2006 single by Razorlight

"In the Morning" is a song by English indie rock band Razorlight, the opening track to their self-titled second studio album (2006). The song was released on 3 July 2006 as the lead single from that album, peaking at number three on the UK Singles Chart.

==Critical reception==
"In the Morning" received mixed reviews from music critics who found it reminiscent of songs from Up All Night but were put off by Johnny Borrell's performance. Paul Stokes of NME praised the song's instrumentation and lyricism for its depiction of a hangover after a big party, saying that it "sets the tone for Razorlight to sound like the classic rock’n’roll band they always imagined in their heads: bigger, bolder, brighter." Noel Murray of The A.V. Club praised the song alongside "Before I Fall To Pieces" for being "large, admirably well-constructed guitar-pop." Doug Kamin of ARTISTdirect hailed the song as an instant rock anthem classic that "should be blasting from every dorm room this fall." John Murphy of MusicOMH praised the song for acting as a promising opener for the self-titled album because of Borrell's ability to deliver "a memorable chorus and a valedictory, celebratory atmosphere about it."

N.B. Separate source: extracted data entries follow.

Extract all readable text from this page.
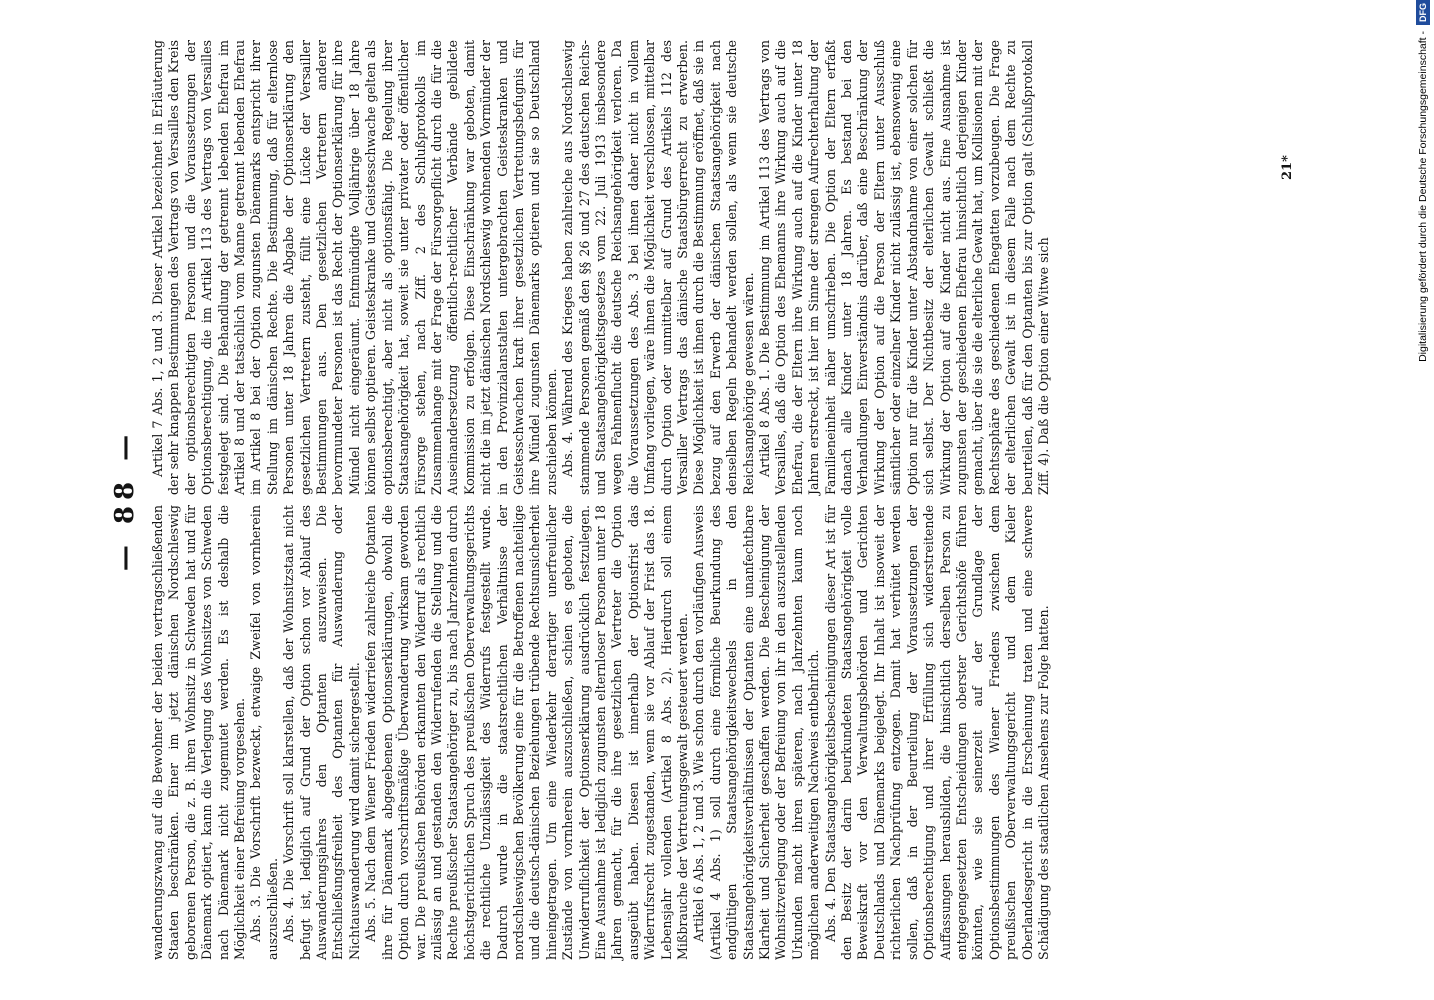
— 88 —

wanderungszwang auf die Bewohner der beiden vertragschließenden Staaten beschränken. Einer im jetzt dänischen Nordschleswig geborenen Person, die z. B. ihren Wohnsitz in Schweden hat und für Dänemark optiert, kann die Verlegung des Wohnsitzes von Schweden nach Dänemark nicht zugemutet werden. Es ist deshalb die Möglichkeit einer Befreiung vorgesehen. Abs. 3. Die Vorschrift bezweckt, etwaige Zweifel von vornherein auszuschließen. Abs. 4. Die Vorschrift soll klarstellen, daß der Wohnsitzstaat nicht befugt ist, lediglich auf Grund der Option schon vor Ablauf des Auswanderungsjahres den Optanten auszuweisen. Die Entschließungsfreiheit des Optanten für Auswanderung oder Nichtauswanderung wird damit sichergestellt. Abs. 5. Nach dem Wiener Frieden widerriefen zahlreiche Optanten ihre für Dänemark abgegebenen Optionserklärungen, obwohl die Option durch vorschriftsmäßige Überwanderung wirksam geworden war. Die preußischen Behörden erkannten den Widerruf als rechtlich zulässig an und gestanden den Widerrufenden die Stellung und die Rechte preußischer Staatsangehöriger zu, bis nach Jahrzehnten durch höchstgerichtlichen Spruch des preußischen Oberverwaltungsgerichts die rechtliche Unzulässigkeit des Widerrufs festgestellt wurde. Dadurch wurde in die staatsrechtlichen Verhältnisse der nordschleswigschen Bevölkerung eine für die Betroffenen nachteilige und die deutsch-dänischen Beziehungen trübende Rechtsunsicherheit hineingetragen. Um eine Wiederkehr derartiger unerfreulicher Zustände von vornherein auszuschließen, schien es geboten, die Unwiderruflichkeit der Optionserklärung ausdrücklich festzulegen. Eine Ausnahme ist lediglich zugunsten elternloser Personen unter 18 Jahren gemacht, für die ihre gesetzlichen Vertreter die Option ausgeübt haben. Diesen ist innerhalb der Optionsfrist das Widerrufsrecht zugestanden, wenn sie vor Ablauf der Frist das 18. Lebensjahr vollenden (Artikel 8 Abs. 2). Hierdurch soll einem Mißbrauche der Vertretungsgewalt gesteuert werden. Artikel 6 Abs. 1, 2 und 3. Wie schon durch den vorläufigen Ausweis (Artikel 4 Abs. 1) soll durch eine förmliche Beurkundung des endgültigen Staatsangehörigkeitswechsels in den Staatsangehörigkeitsverhältnissen der Optanten eine unanfechtbare Klarheit und Sicherheit geschaffen werden. Die Bescheinigung der Wohnsitzverlegung oder der Befreiung von ihr in den auszustellenden Urkunden macht ihren späteren, nach Jahrzehnten kaum noch möglichen anderweitigen Nachweis entbehrlich. Abs. 4. Den Staatsangehörigkeitsbescheinigungen dieser Art ist für den Besitz der darin beurkundeten Staatsangehörigkeit volle Beweiskraft vor den Verwaltungsbehörden und Gerichten Deutschlands und Dänemarks beigelegt. Ihr Inhalt ist insoweit der richterlichen Nachprüfung entzogen. Damit hat verhütet werden sollen, daß in der Beurteilung der Voraussetzungen der Optionsberechtigung und ihrer Erfüllung sich widerstreitende Auffassungen herausbilden, die hinsichtlich derselben Person zu entgegengesetzten Entscheidungen oberster Gerichtshöfe führen könnten, wie sie seinerzeit auf der Grundlage der Optionsbestimmungen des Wiener Friedens zwischen dem preußischen Oberverwaltungsgericht und dem Kieler Oberlandesgericht in die Erscheinung traten und eine schwere Schädigung des staatlichen Ansehens zur Folge hatten.

Artikel 7 Abs. 1, 2 und 3. Dieser Artikel bezeichnet in Erläuterung der sehr knappen Bestimmungen des Vertrags von Versailles den Kreis der optionsberechtigten Personen und die Voraussetzungen der Optionsberechtigung, die im Artikel 113 des Vertrags von Versailles festgelegt sind. Die Behandlung der getrennt lebenden Ehefrau im Artikel 8 und der tatsächlich vom Manne getrennt lebenden Ehefrau im Artikel 8 bei der Option zugunsten Dänemarks entspricht ihrer Stellung im dänischen Rechte. Die Bestimmung, daß für elternlose Personen unter 18 Jahren die Abgabe der Optionserklärung den gesetzlichen Vertretern zusteht, füllt eine Lücke der Versailler Bestimmungen aus. Den gesetzlichen Vertretern anderer bevormundeter Personen ist das Recht der Optionserklärung für ihre Mündel nicht eingeräumt. Entmündigte Volljährige über 18 Jahre können selbst optieren. Geisteskranke und Geistesschwache gelten als optionsberechtigt, aber nicht als optionsfähig. Die Regelung ihrer Staatsangehörigkeit hat, soweit sie unter privater oder öffentlicher Fürsorge stehen, nach Ziff. 2 des Schlußprotokolls im Zusammenhange mit der Frage der Fürsorgepflicht durch die für die Auseinandersetzung öffentlich-rechtlicher Verbände gebildete Kommission zu erfolgen. Diese Einschränkung war geboten, damit nicht die im jetzt dänischen Nordschleswig wohnenden Vormünder der in den Provinzialanstalten untergebrachten Geisteskranken und Geistesschwachen kraft ihrer gesetzlichen Vertretungsbefugnis für ihre Mündel zugunsten Dänemarks optieren und sie so Deutschland zuschieben können. Abs. 4. Während des Krieges haben zahlreiche aus Nordschleswig stammende Personen gemäß den §§ 26 und 27 des deutschen Reichs- und Staatsangehörigkeitsgesetzes vom 22. Juli 1913 insbesondere wegen Fahnenflucht die deutsche Reichsangehörigkeit verloren. Da die Voraussetzungen des Abs. 3 bei ihnen daher nicht in vollem Umfang vorliegen, wäre ihnen die Möglichkeit verschlossen, mittelbar durch Option oder unmittelbar auf Grund des Artikels 112 des Versailler Vertrags das dänische Staatsbürgerrecht zu erwerben. Diese Möglichkeit ist ihnen durch die Bestimmung eröffnet, daß sie in bezug auf den Erwerb der dänischen Staatsangehörigkeit nach denselben Regeln behandelt werden sollen, als wenn sie deutsche Reichsangehörige gewesen wären. Artikel 8 Abs. 1. Die Bestimmung im Artikel 113 des Vertrags von Versailles, daß die Option des Ehemanns ihre Wirkung auch auf die Ehefrau, die der Eltern ihre Wirkung auch auf die Kinder unter 18 Jahren erstreckt, ist hier im Sinne der strengen Aufrechterhaltung der Familieneinheit näher umschrieben. Die Option der Eltern erfaßt danach alle Kinder unter 18 Jahren. Es bestand bei den Verhandlungen Einverständnis darüber, daß eine Beschränkung der Wirkung der Option auf die Person der Eltern unter Ausschluß sämtlicher oder einzelner Kinder nicht zulässig ist, ebensowenig eine Option nur für die Kinder unter Abstandnahme von einer solchen für sich selbst. Der Nichtbesitz der elterlichen Gewalt schließt die Wirkung der Option auf die Kinder nicht aus. Eine Ausnahme ist zugunsten der geschiedenen Ehefrau hinsichtlich derjenigen Kinder gemacht, über die sie die elterliche Gewalt hat, um Kollisionen mit der Rechtssphäre des geschiedenen Ehegatten vorzubeugen. Die Frage der elterlichen Gewalt ist in diesem Falle nach dem Rechte zu beurteilen, daß für den Optanten bis zur Option galt (Schlußprotokoll Ziff. 4). Daß die Option einer Witwe sich

21*	Digitalisierung gefördert durch die Deutsche Forschungsgemeinschaft -
DFG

Michael Lomas of PopMatters felt that the song's instrumentation was ruined by Borrell's writing and vocal delivery, saying that he's "blissfully unaware of the irony in his words and how ridiculous he sounds singing them." Adam Moerder of Pitchfork put it alongside "Who Needs Love?" for having decent production but pretentious depth in its lyrics, saying that "Sadly, those lyrical disasters take place on the album's stronger songs." Mike Diver of Drowned in Sound criticized the band for over-hyping the song as a "classic" that has cod-reggae production and faux-philosophical lyrics, saying that "We are not about to allow Razorlight to shower their already overly praised frames in further commendations and recommendations, when the material they produce is not simply poor, as such, but depressingly, irredeemably average."

==Track listings==
- UK 7-inch single (170 108-7)
A. "In the Morning"
B. "Get It and Go" (live from Brixton)

- UK CD single (170 108-8)
1. "In the Morning"
2. "Black Jeans"

- European maxi-CD single (170 200-0)
3. "In the Morning"
4. "Doctor, Doctor"
5. "What's It All About?"

==Charts==

===Weekly charts===

| Chart (2006) | Peak position |
|---|---|
| Belgium (Ultratip Bubbling Under Flanders) | 18 |
| Europe (Eurochart Hot 100) | 10 |
| Ireland (IRMA) | 12 |
| Netherlands (Single Top 100) | 90 |
| Scotland Singles (OCC) | 4 |
| UK Singles (OCC) | 3 |

===Year-end charts===

| Chart (2006) | Position |
|---|---|
| UK Singles (OCC) | 52 |

==Certifications==

| Region | Certification | Certified units/sales |
| United Kingdom (BPI) | Platinum | 600,000^{‡} |
^{‡} Sales+streaming figures based on certification alone.